Job application packet | ENGL 2338 | University of Texas at Arlington
Job Application Packet
For this assignment, you will create one document that has two items:
- A Job Application Letter
- A Résumé
You will need to research job leads to find an actual job announcement that advertises a position for which you are qualified. Search national job sites like Monster.com, Indeed.com, Careerbuilder.com, and USAJobs.gov.
Research the Company or Organization. You must research the company or organization that advertised the job announcement. You can research the company in a variety of ways. For instance, you can find the company’s Website if one is available; or you may obtain a copy of the company’s annual report; or, if you know someone who works for that company, you can network with employees of the company
The goal here is for you to become more informed about the company in general—its product line, its past and current successes, and its plans for future development. Ideally, you should use some of this information to your advantage in your application letter. The best application letters not only demonstrate how you are well qualified, but also show how you can make specific contributions to the company. Remember that the chief aim of an application letter is to help you get an interview. Your letter should persuade the reader that you are the best applicant for the position.
Requirements for the Application Letter
Review the information on application letters in Chapter 9 and write a job application letter with an effective introduction, body, and conclusion. The job-application letter, which is the first thing the reader sees, expands upon a few of the points made in the résumé. The typical letter has at least three parts, and your letter should have all of them:
- Introduction. The first paragraph establishes why you are writing to your reader. State that you are looking for a particular position and explain why you would like to work at that particular company. You should also identify the source where you find the job opening information. Forecast the body of the letter by stating your major qualifications for the job.
- Body. The body of the letter develops each qualification (education and experience) with specific evidence. The goal is to show that you know what the employer needs and that you meet the requirements. You may organize this section around your education, around your training and experience, or around what the job or the company requires.
- Conclusion. You should end the letter politely and include a reference to the enclosed résumé, a request for an interview, and your phone number and e-mail address.
Your letter must meet all of the formatting requirements of a good business letter. It should use the block format. If possible, wrote no more than one page. The letter should contain all of the elements covered in the chapter about letters.
- Heading (sender’s address)
- Inside address (full address, including title, for the person who is addressed)
- Body text (introduction, body, conclusion)
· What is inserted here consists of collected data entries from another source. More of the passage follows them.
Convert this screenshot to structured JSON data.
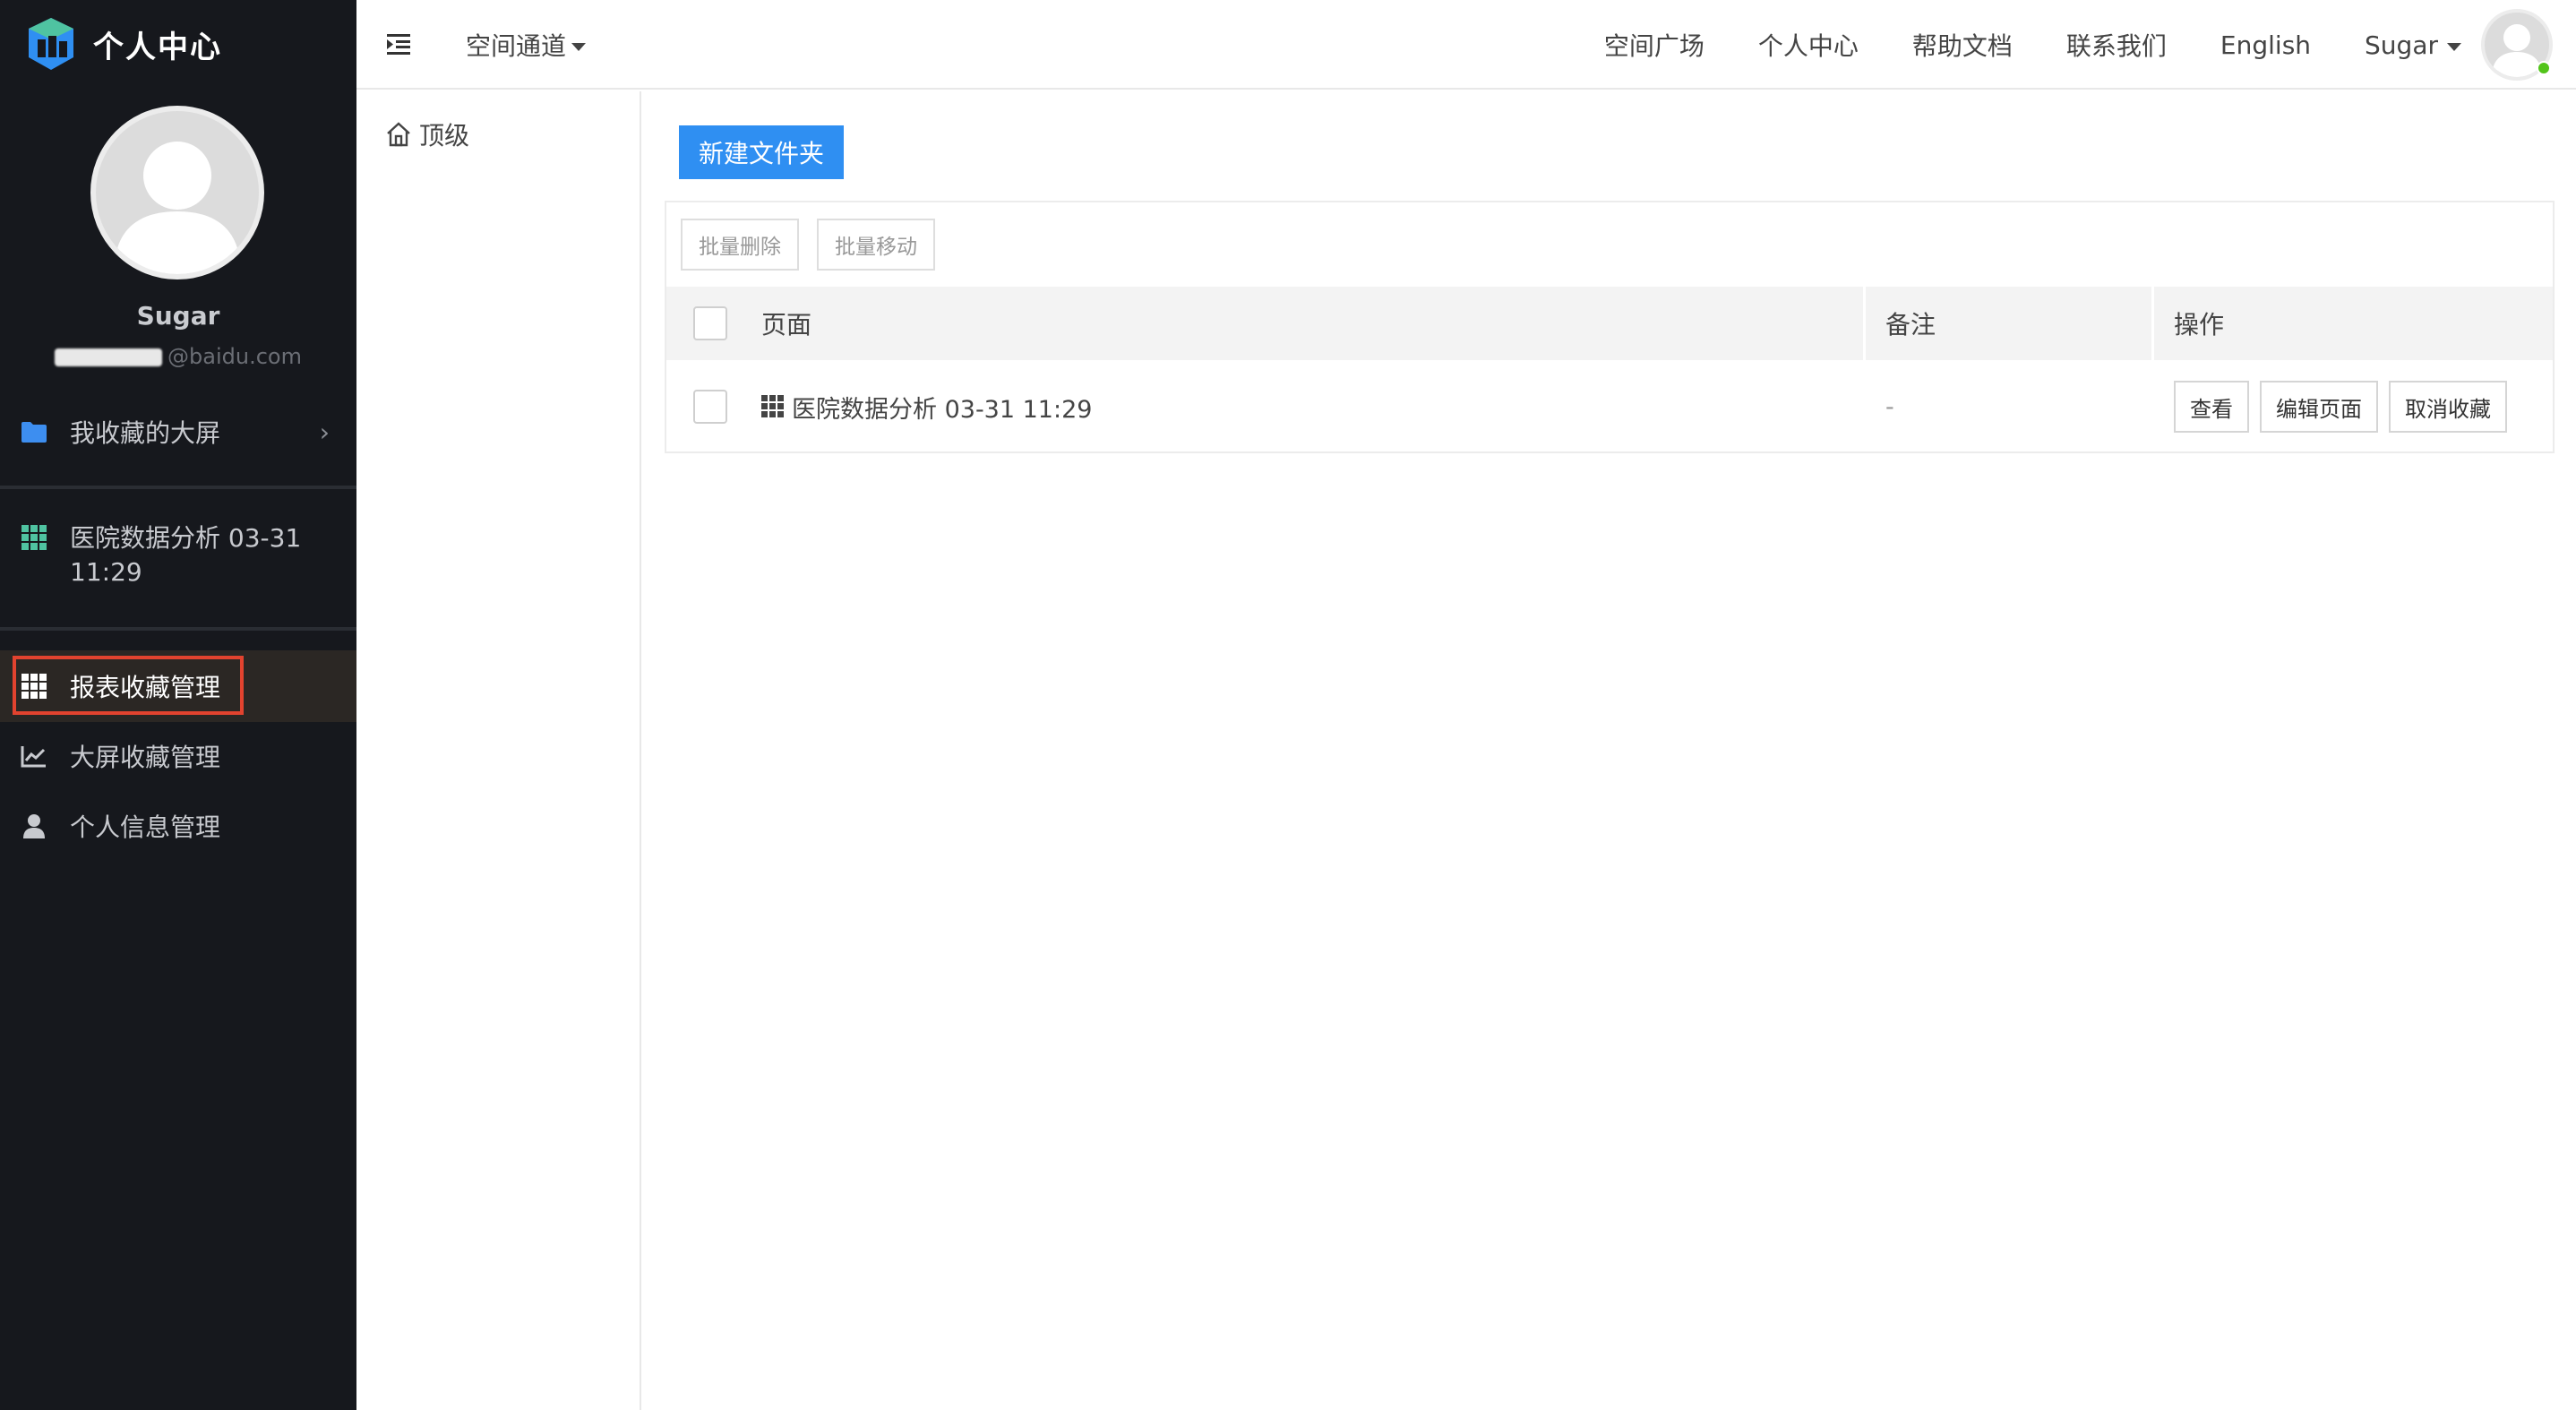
{
  "app": {
    "title": "个人中心"
  },
  "user": {
    "name": "Sugar",
    "email": "@baidu.com"
  },
  "sidebar": {
    "favorites_label": "我收藏的大屏",
    "favorite_items": [
      {
        "label": "医院数据分析 03-31 11:29"
      }
    ],
    "menu": [
      {
        "label": "报表收藏管理",
        "icon": "grid-icon",
        "active": true
      },
      {
        "label": "大屏收藏管理",
        "icon": "line-chart-icon"
      },
      {
        "label": "个人信息管理",
        "icon": "user-icon"
      }
    ]
  },
  "header": {
    "space_dropdown": "空间通道",
    "links": [
      "空间广场",
      "个人中心",
      "帮助文档",
      "联系我们",
      "English"
    ],
    "user_menu": "Sugar"
  },
  "folders": {
    "root": "顶级"
  },
  "main": {
    "new_folder": "新建文件夹",
    "bulk_delete": "批量删除",
    "bulk_move": "批量移动",
    "columns": [
      "页面",
      "备注",
      "操作"
    ],
    "rows": [
      {
        "page": "医院数据分析 03-31 11:29",
        "note": "-",
        "actions": [
          "查看",
          "编辑页面",
          "取消收藏"
        ]
      }
    ]
  },
  "colors": {
    "sidebar_bg": "#16181d",
    "primary": "#2f8ff2",
    "active_outline": "#e2432f",
    "online": "#52c41a"
  }
}
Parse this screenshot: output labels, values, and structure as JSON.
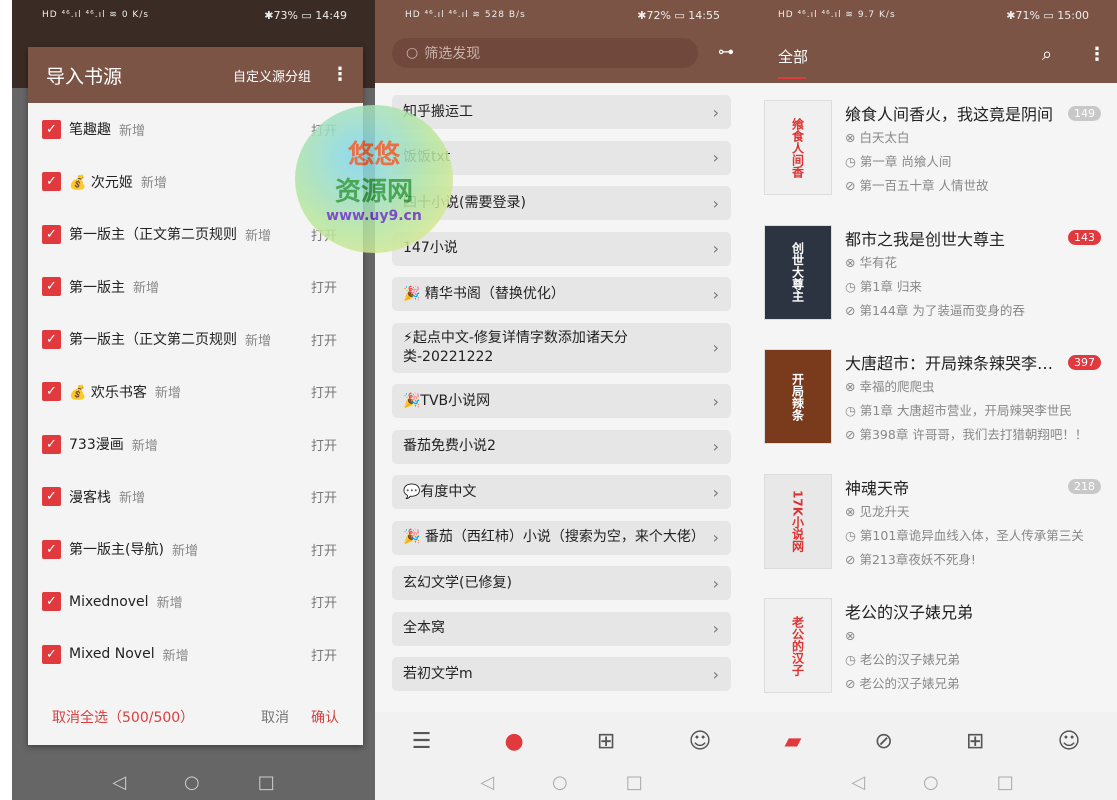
{
  "colors": {
    "brand_brown": "#7b5446",
    "accent_red": "#e0393e"
  },
  "screen1": {
    "status": {
      "left": "HD ⁴⁶.ıl ⁴⁶.ıl ≋ 0 K/s",
      "right": "✱73% ▭ 14:49"
    },
    "dialog": {
      "title": "导入书源",
      "group_button": "自定义源分组",
      "menu_icon": "more-vert-icon",
      "items": [
        {
          "name": "笔趣趣",
          "status": "新增",
          "action": "打开"
        },
        {
          "name": "💰 次元姬",
          "status": "新增",
          "action": ""
        },
        {
          "name": "第一版主（正文第二页规则",
          "status": "新增",
          "action": "打开"
        },
        {
          "name": "第一版主",
          "status": "新增",
          "action": "打开"
        },
        {
          "name": "第一版主（正文第二页规则",
          "status": "新增",
          "action": "打开"
        },
        {
          "name": "💰 欢乐书客",
          "status": "新增",
          "action": "打开"
        },
        {
          "name": "733漫画",
          "status": "新增",
          "action": "打开"
        },
        {
          "name": "漫客栈",
          "status": "新增",
          "action": "打开"
        },
        {
          "name": "第一版主(导航)",
          "status": "新增",
          "action": "打开"
        },
        {
          "name": "Mixednovel",
          "status": "新增",
          "action": "打开"
        },
        {
          "name": "Mixed Novel",
          "status": "新增",
          "action": "打开"
        }
      ],
      "deselect_all": "取消全选（500/500）",
      "cancel": "取消",
      "confirm": "确认"
    }
  },
  "watermark": {
    "line1": "悠悠",
    "line2": "资源网",
    "line3": "www.uy9.cn"
  },
  "screen2": {
    "status": {
      "left": "HD ⁴⁶.ıl ⁴⁶.ıl ≋ 528 B/s",
      "right": "✱72% ▭ 14:55"
    },
    "search_placeholder": "筛选发现",
    "items": [
      "知乎搬运工",
      "饭饭txt",
      "四十小说(需要登录)",
      "147小说",
      "🎉 精华书阁（替换优化）",
      "⚡起点中文-修复详情字数添加诸天分类-20221222",
      "🎉TVB小说网",
      "番茄免费小说2",
      "💬有度中文",
      "🎉 番茄（西红柿）小说（搜索为空，来个大佬）",
      "玄幻文学(已修复)",
      "全本窝",
      "若初文学m"
    ],
    "nav": [
      "bookshelf-icon",
      "explore-icon",
      "bookmark-icon",
      "profile-icon"
    ]
  },
  "screen3": {
    "status": {
      "left": "HD ⁴⁶.ıl ⁴⁶.ıl ≋ 9.7 K/s",
      "right": "✱71% ▭ 15:00"
    },
    "tab": "全部",
    "books": [
      {
        "title": "飨食人间香火，我这竟是阴间",
        "badge": "149",
        "badge_color": "#c8c8c8",
        "author": "白天太白",
        "read": "第一章 尚飨人间",
        "latest": "第一百五十章 人情世故",
        "cover": "飨食人间香",
        "cover_bg": "#f0f0f0"
      },
      {
        "title": "都市之我是创世大尊主",
        "badge": "143",
        "badge_color": "#e0393e",
        "author": "华有花",
        "read": "第1章 归来",
        "latest": "第144章 为了装逼而变身的吞",
        "cover": "创世大尊主",
        "cover_bg": "#2b3440"
      },
      {
        "title": "大唐超市：开局辣条辣哭李世民",
        "badge": "397",
        "badge_color": "#e0393e",
        "author": "幸福的爬爬虫",
        "read": "第1章 大唐超市营业，开局辣哭李世民",
        "latest": "第398章 许哥哥，我们去打猎朝翔吧！！",
        "cover": "开局辣条",
        "cover_bg": "#7a3a1c"
      },
      {
        "title": "神魂天帝",
        "badge": "218",
        "badge_color": "#c8c8c8",
        "author": "见龙升天",
        "read": "第101章诡异血线入体，圣人传承第三关",
        "latest": "第213章夜妖不死身!",
        "cover": "17K小说网",
        "cover_bg": "#e8e8e8"
      },
      {
        "title": "老公的汉子婊兄弟",
        "badge": "",
        "badge_color": "",
        "author": "",
        "read": "老公的汉子婊兄弟",
        "latest": "老公的汉子婊兄弟",
        "cover": "老公的汉子",
        "cover_bg": "#f0f0f0"
      }
    ]
  }
}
- Complimentary closing (“Sincerely,” or “Sincerely yours,”)
- Typed name
- Enclosure notation (“Encl. Résumé”)
Requirements for the Résumé
The purpose of the résumé is to describe your qualifications for work. Review the information on résumés in the textbook carefully and then design and write a professional résumé.
You should create either a functional or reverse chronological résumé tailored for the specific job opening. If you have limited job experience, a gap in experience or are changing careers, you must create a functional résumé. If you have mid-level experience and beyond, you must create a chronological résumé.
A functional résumé should be no longer than one page, and a chronological résumé with over 15-20 years of experience can be two pages, and both must contain all of the following elements:
- Heading (full name, address, phone, and email address)
- Education (schools, majors, minors, and dates of graduation; omit high school education unless it is a specialized high school)
- Work Experience (employer’s name, the position you hold, and a list or description of duties and responsibilities for each position)
- Certifications (optional)
- Interests and Activities (optional)
DO NOT write an objective statement or include “References Available Upon Request” (Employers assume your objective–to get a job–and also indicate if they want references)
Your style should be formal. You need not use complete sentences, but you should use a concise, active style and show consistency in expression from section to section. When making lists, be sure to use the parallel structure (They should match one another in tense and form).